[source]

Pipeline#

Pipeline is a meta-estimator capable of transforming an input dataset by applying a series of Transformer middleware. Under the hood, Pipeline will automatically fit the training set and transform any Dataset object supplied as an argument to one of the base estimator's methods before reaching the method context. With elastic mode enabled, Pipeline will update the fitting of Elastic transformers during partial training.

Note: Since transformations are applied to dataset objects in-place (without making a copy of the data), using a dataset in a program after it has been run through Pipeline may have unexpected results.

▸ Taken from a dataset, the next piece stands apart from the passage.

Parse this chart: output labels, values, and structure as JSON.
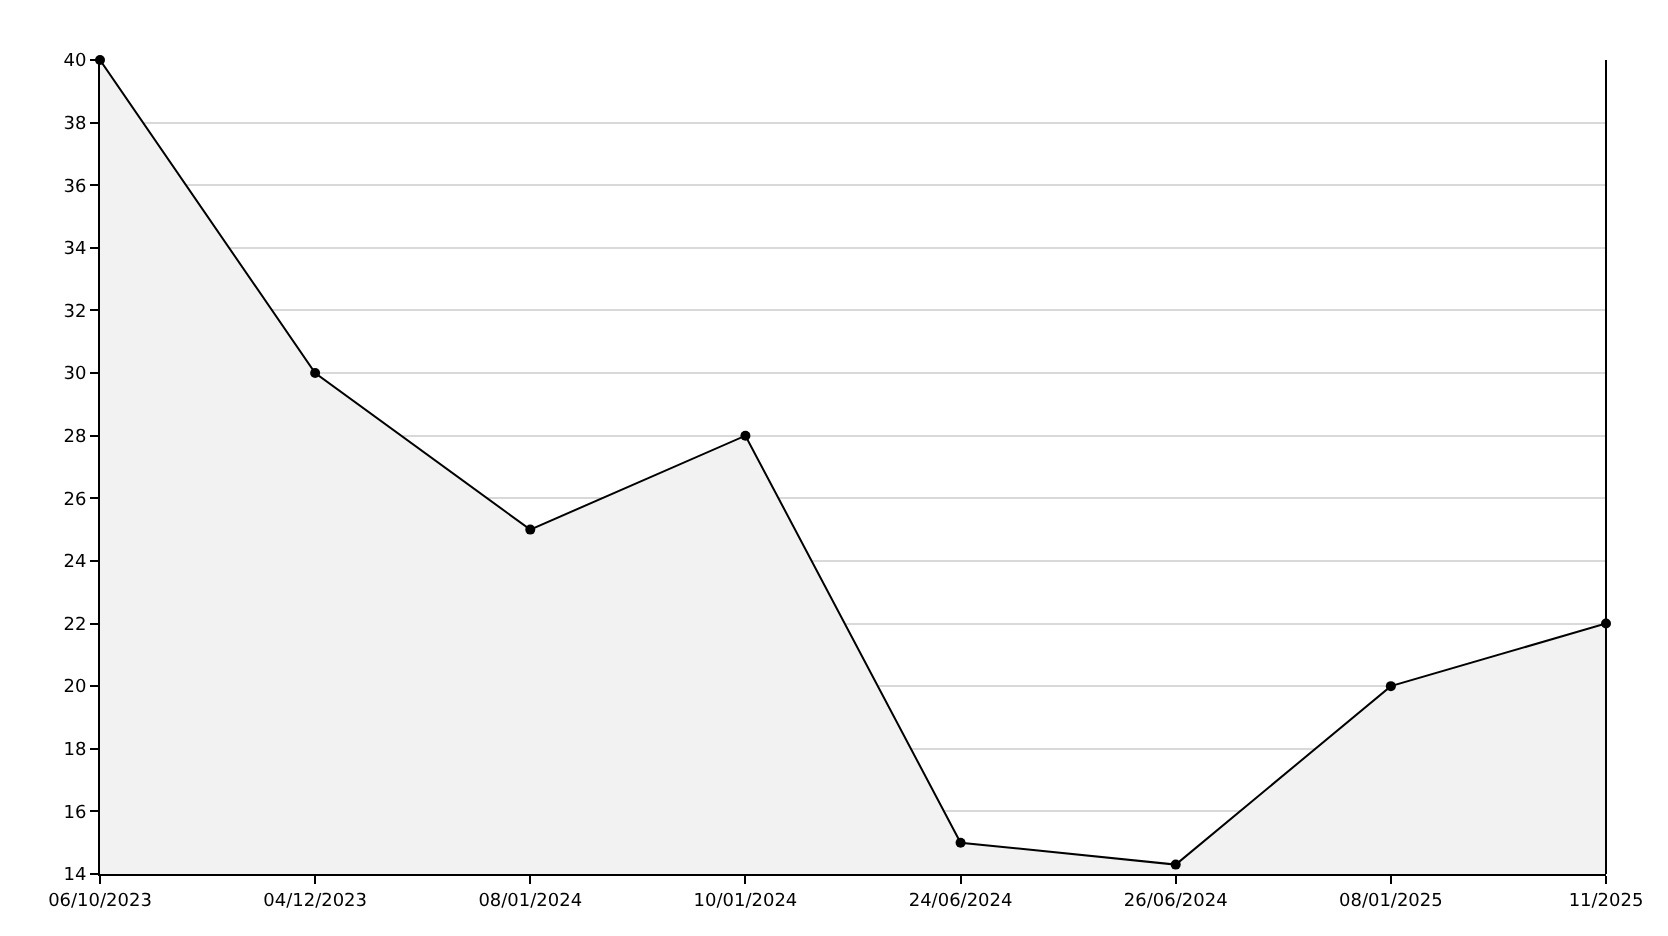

If you need to keep a clean dataset in memory you can clone the dataset object before calling the method on Pipeline that consumes it.

Interfaces: Wrapper, Estimator, Learner, Online, Probabilistic, Ranking, Persistable, Verbose

Data Type Compatibility: Depends on base learner and transformers

Parameters#

# Param Default Type Description
1 transformers array A list of transformers to be applied in order.
2 estimator Estimator An instance of a base estimator to receive the transformed data.
3 elastic true bool Should we update the elastic transformers during partial training?

Additional Methods#

Fit the transformer pipeline to a dataset:

public fit(Dataset $dataset) : void

Update the fittings of elastic transformers:

public update(Dataset $dataset) : void

Apply the transformer stack to a dataset:

public preprocess(Dataset $dataset) : void

Example#

use Rubix\ML\Pipeline;
use Rubix\ML\Transformers\MissingDataImputer;
use Rubix\ML\Transformers\OneHotEncoder;
use Rubix\ML\Transformers\PrincipalComponentAnalysis;
use Rubix\ML\Classifiers\SoftmaxClassifier;

$estimator = new Pipeline([
    new MissingDataImputer(),
    new OneHotEncoder(), 
    new PrincipalComponentAnalysis(20),
], new SoftmaxClassifier());